Dijo que no quería una fiesta sorpresa de cumpleaños en la oficina porque podía provocarle un problema de ansiedad y no le hicieron caso. (Foto: Getty Images)
Dijo que no quería una fiesta sorpresa de cumpleaños en la oficina porque podía provocarle un problema de ansiedad y no le hicieron caso. (Foto: Getty Images)

Un tribunal estadounidense ha determinado que Gravity Diagnostics, empresa para la que trabajaba Kevin Berling hasta que fue despedido, debe pagar a su antiguo empleado una indemnización de 450.000 dólares (416.416 euros) por los daños provocados por una fiesta sorpresa de cumpleaños que advirtió que no quería debido a sus problemas de salud. 300.000 dólares (277.611 euros) son en concepto de angustia emocional. El resto es por los salarios perdidos.

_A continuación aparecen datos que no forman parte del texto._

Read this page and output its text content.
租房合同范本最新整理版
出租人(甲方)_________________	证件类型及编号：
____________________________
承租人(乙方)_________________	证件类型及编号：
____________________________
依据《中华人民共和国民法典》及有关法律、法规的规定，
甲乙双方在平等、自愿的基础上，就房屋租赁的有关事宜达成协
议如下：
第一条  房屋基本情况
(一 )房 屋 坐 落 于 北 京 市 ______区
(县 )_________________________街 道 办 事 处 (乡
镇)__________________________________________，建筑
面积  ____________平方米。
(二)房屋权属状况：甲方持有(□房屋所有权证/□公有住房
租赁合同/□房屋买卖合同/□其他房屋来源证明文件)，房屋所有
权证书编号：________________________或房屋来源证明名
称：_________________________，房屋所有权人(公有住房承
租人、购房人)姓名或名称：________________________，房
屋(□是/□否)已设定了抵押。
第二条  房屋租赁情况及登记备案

Los hechos se remontan a agosto de 2019. En la mencionada empresa tienen la costumbre de organizar una fiesta de cumpleaños a sus trabajadores. Conocedor de esa tradición y dada su situación, Berling informó al gerente de que no quería que le hicieran una por su cumpleaños porque podía provocarle problemas de estrés y ansiedad. No le escucharon.

Cuando Berling se encontró con la fiesta sufrió un ataque de pánico y tuvo que salir de la oficina. Al día siguiente, relata la BBC, este residente en Kentucky (EE. UU.) fue “criticado” en el transcurso de una reunión donde le acusaron de “robar la alegría de sus compañeros de trabajo” y “ser una niña”, como figura en la demanda. Eso le provocó un segundo ataque de pánico y acabó siendo enviado dos días a casa, el 7 y el 8 de agosto. El 11 de agosto le despedían alegando una preocupación por la seguridad en la oficina.

En su demanda Berling considera que fue discriminado por su discapacidad. Su abogado, Tony Bucher, ha descartado ante la BBC que hubiese evidencias de un problema de seguridad o de que su cliente fuese una amenaza para sus compañeros.

“Tuvo un ataque de pánico. Eso es todo. Y, debido a que los representantes de Gravity Diagnostics no entendieron su respuesta de pánico y estaban desconcertados por su respuesta, asumieron que era una amenaza. Asumir que las personas con problemas de salud mental son peligrosas sin ninguna evidencia de comportamiento violento es discriminatorio”, ha sentenciado.

Por su parte, la compañía insiste en que sí suponía un problema de seguridad y que actuaron correctamente. Su directora de operaciones, Julie Brazil, declaró a Link NKY que Berling violó una “política de violencia en el lugar de trabajo”, que sus empleados “fueron las víctimas” y que impugnarán el veredicto conocido hace unos días.